Pandemi döneminde de müze eğitimi etkinliklerini yakından takip ettim, müze çalışmalarını sanal ortam üzerinden yürüttü, özellikle beni etkileyen eğitim programlarının başında “Evimdeki Müze “ eğitimi olmuştu.  Birgül Hanım; “ Evet bu etkinliğimizi, 23 Nisan         Ulusal Egemenlik ve Çocuk Bayramı kutlamaları çerçevesinde 23 Nisan 2020 tarihinde gerçekleştirdik” diye söze girdi. Birgül Hanım; “Evimdeki Müze kavramı ile müze koleksiyonunda önemli bir yeri olan efemeralara dikkat çektik. Efemeranın Türkçesi ıvır-zıvır… Müze ziyaretçilerimizden, bizim için önemi olan eski diplomalar, karneler, fotoğraflar, sevdiğiniz sanatçıların posterleri, konser biletleri, kartvizitlerden oluşan seçkilerini fotoğraf olarak sosyal medyadan göndermelerini istedik. Etkinliğimiz çok ilgi gördü. Sadece çocuklar değil, içinde çocukluğunu hisseden her yaşta ziyaretçimiz efemera seçkilerini gönderdi.” diyerek açıklamalarına devam ediyor.

  Müzeyi gezerken ayrıca Birgül Hanımdan pandemi döneminde çeşitli üniversiteler ile çevrimiçi etkinlikler düzenlediklerini, 2019 yılı UNESCO Türk Milli Komitesi tarafından Kutadgu Bilig yılı kapsamında Yusuf Has Hacip’in Kutadgu Bilig isimli eserini pek çok üniversite ile çevrimiçi müze eğitim etkinliği olarak tartıştıklarını öğreniyoruz. Birgül Hanım Müzenin ziyaretçiler üzerinde bıraktığı etkiyi anlatmadan bırakmıyor bizi: “Biz, Müze ziyareti sonrasında ziyaretçilerimizin, Asurlardan günümüze kadar uzanan süreçte hukukun geçirdiği evrim, hukukta kullanılan objeler ve üretilen belgeler hakkında bilgi sahibi olduğunu düşünüyoruz” diyor.
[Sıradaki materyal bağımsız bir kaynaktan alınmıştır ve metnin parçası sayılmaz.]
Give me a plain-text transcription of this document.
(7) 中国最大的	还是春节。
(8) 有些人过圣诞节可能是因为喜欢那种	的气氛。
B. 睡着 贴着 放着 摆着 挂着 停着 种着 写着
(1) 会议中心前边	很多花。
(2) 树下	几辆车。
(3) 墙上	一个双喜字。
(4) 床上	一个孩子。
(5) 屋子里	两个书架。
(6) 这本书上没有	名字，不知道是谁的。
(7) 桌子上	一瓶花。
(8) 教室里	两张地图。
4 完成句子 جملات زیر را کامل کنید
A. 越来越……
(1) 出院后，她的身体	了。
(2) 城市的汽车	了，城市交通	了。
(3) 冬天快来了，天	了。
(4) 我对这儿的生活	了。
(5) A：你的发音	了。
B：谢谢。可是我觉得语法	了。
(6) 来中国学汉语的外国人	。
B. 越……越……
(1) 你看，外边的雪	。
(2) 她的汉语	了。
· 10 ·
Ziyaretçiler hukuk tarihinin içinde kronolojik olarak yolculuk ederken, kendi hak, hukuk, adalet anlayışlarıyla bağ kurarak  bu kavramlarla ilgili yeni bir bakış açısı geliştirebilirler. Kendi değerlerinin üzerine yeni değerler ekleyerek soyut kavramları somutlaştırabilirler. Müzenin asıl işlevinin hukuk tarihi içinde soyuttan somuta bir öğrenme serüvenine sizi çağırması olduğunu keşfediyoruz.

Müze  hafta içi 9:30-17:30  saatleri arasında hizmet vermektedir.